Spirulina stanowi także bogate źródło kwasu linolowego i linolenowego. Inne witaminy, które są w spirulinie to: B1, B2, B3, B5, B6, B9, B12, kwas foliowy, kwas pantotenowy, niacyna, biotyna, witamina E oraz C, magnez, selen, cynk itd.
Moja spirulina znajduje się w plastikowym opakowaniu, które mieści 30 g produktu. Kosmetyk jest ciemnozielonej barwy, ma bardzo intensywny zapach. Konsystencja dobrze zmielonego proszku, bez grudek.
Do wykonania maseczki przyda nam się: spirulina, woda, pędzel, opakowanie w którym przygotujemy mieszankę.

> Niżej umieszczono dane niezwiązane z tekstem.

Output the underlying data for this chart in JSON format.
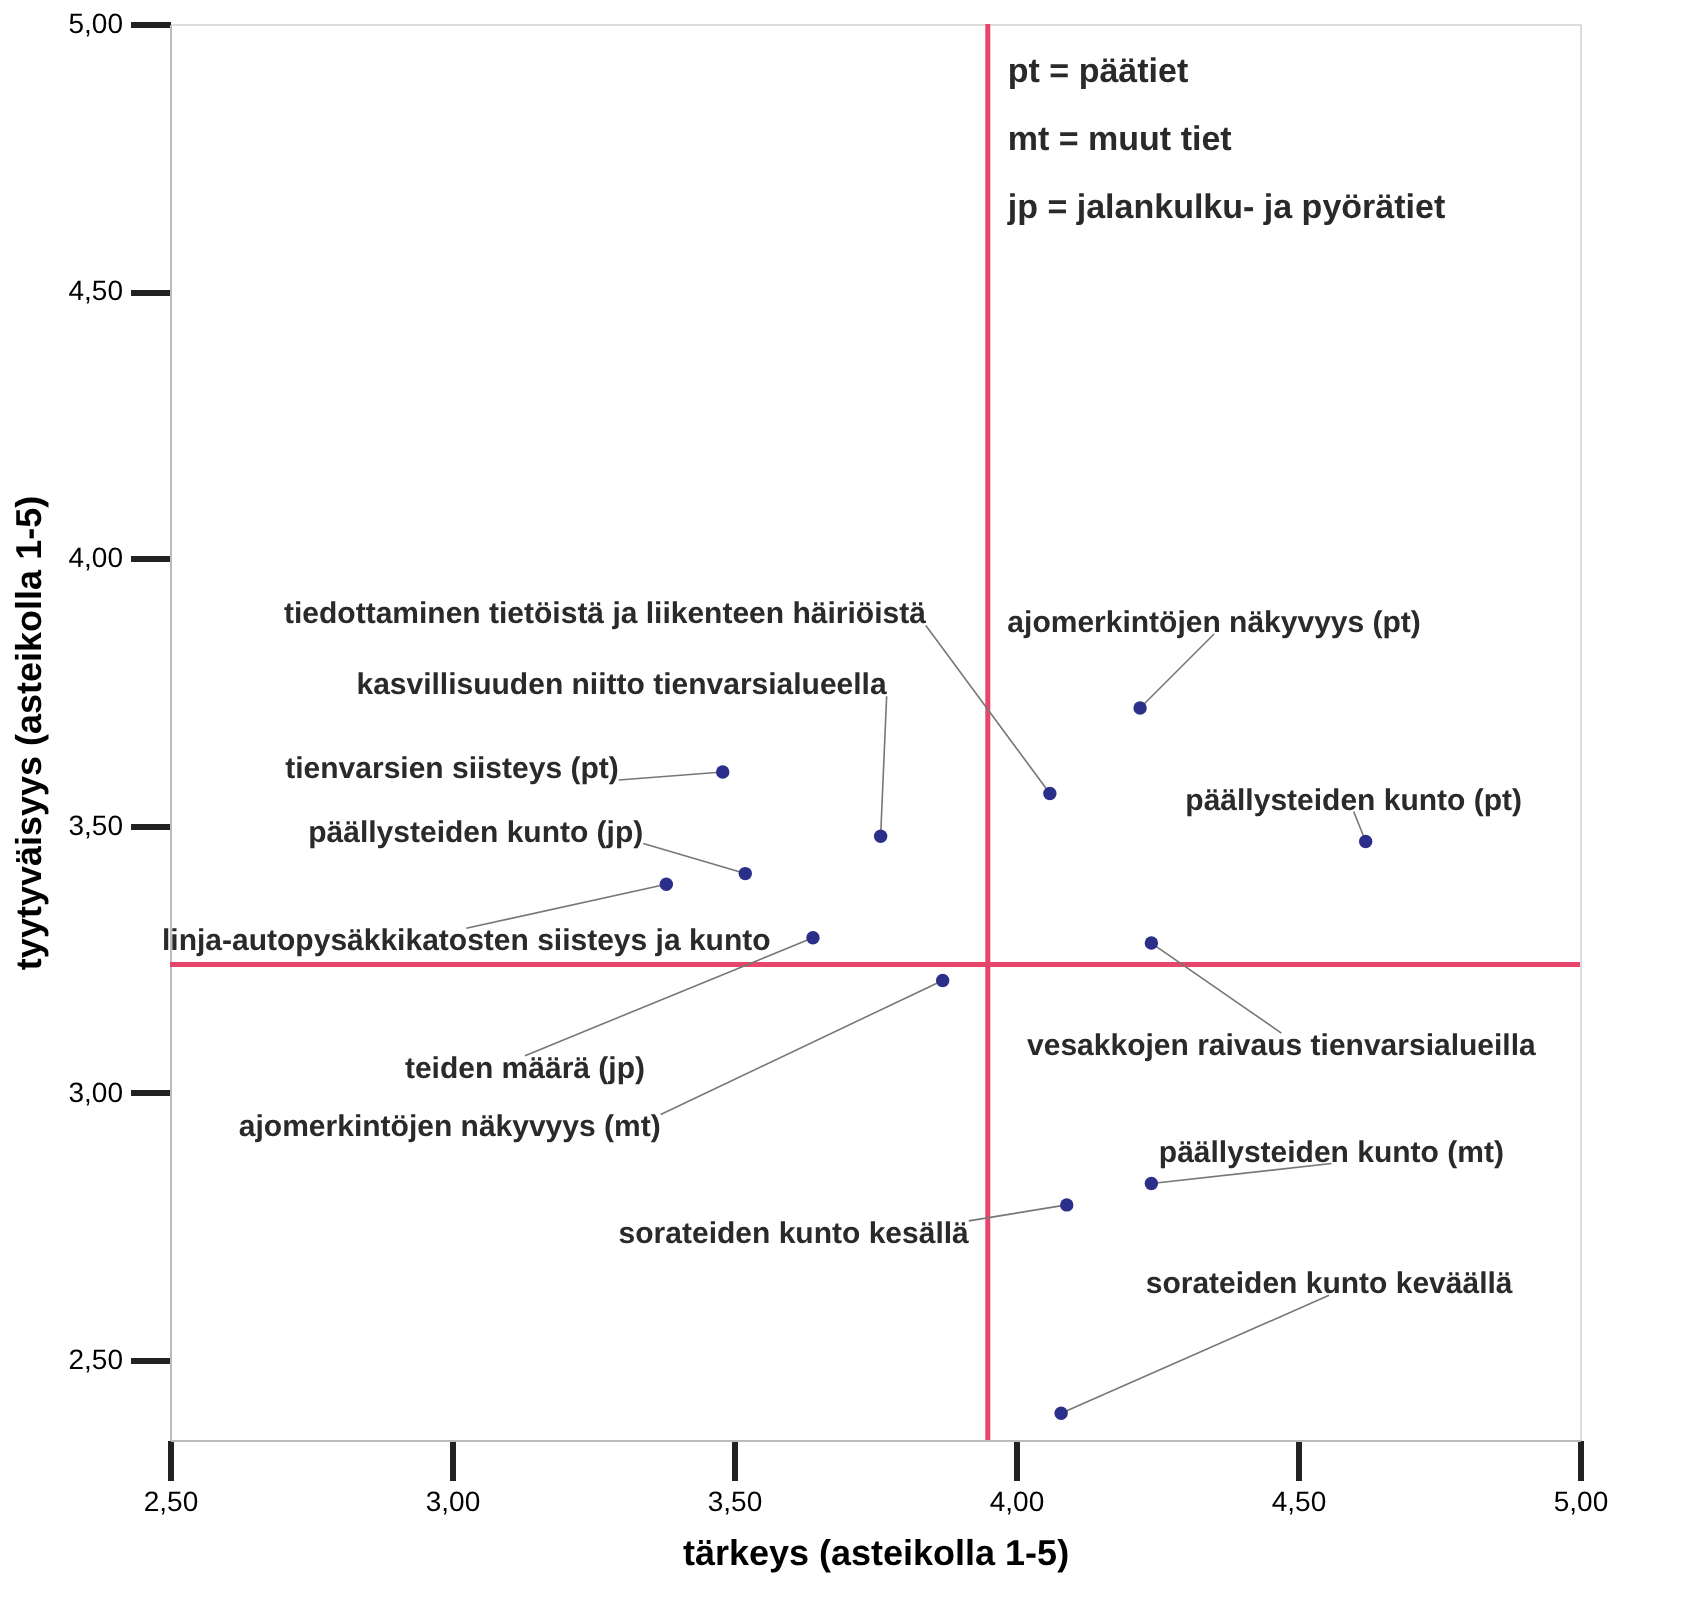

Spirulina ciekawiła mnie od dawna. Jako, że borykam się z problemem niedoskonałości na skórze twarzy, bardzo systematycznie poszukuję produktów, które mogłyby mi pomóc w walce z trądzikiem (głównie grudki i zaskórniki zamknięte). Kiedyś, podczas przeglądania internetu, znalazłam wpis o tym zielonym błotku - zastanawiałam się jak sprawdzi się na mojej cerze. Dzisiaj przychodzę do Was, aby na łamach bloga, opowiedzieć o kilku moich spostrzeżeniach.
Tak jak widzicie na zdjęciach, spirulina wygląda mało ciekawie, a jeszcze gorzej pachnie. Jeśli miałabym określić jej zapach, to jest to nieco wzmocniony aromat wydobywający się z opakowania, w którym umieszczony jest pokarmem dla rybek. FUJ! Jest dla mojego nosa nieprzyjemny, ale używałam już wielu śmierdzących produktów, które działały cuda (np. kocanka, ostatnio też kozieradka), dlatego dla efektu jestem w stanie wiele znieść. Też tak macie?
Spirulinę przygotowujemy dokładnie tak samo jak glinkę. Dodajemy do niej wodę, tyle tylko, aby powstała maź, którą z powodzeniem nałożymy na skórę. Mieszankę nakładamy na twarz, w momencie gdy zaczyna przysychać, zraszam buzię hydrolatem lub wodą termalną/mineralną. Zmywam ją po około 20 minutach. Do tego celu polecam gąbkę np. Calypso (pokazywałam Wam ją ponad rok temu tutaj) bądź specjalną rękawicę (np. Kessę - pokazywałam Wam ją tutaj) gdyż usuwanie takiej maseczki jest dość problematyczne.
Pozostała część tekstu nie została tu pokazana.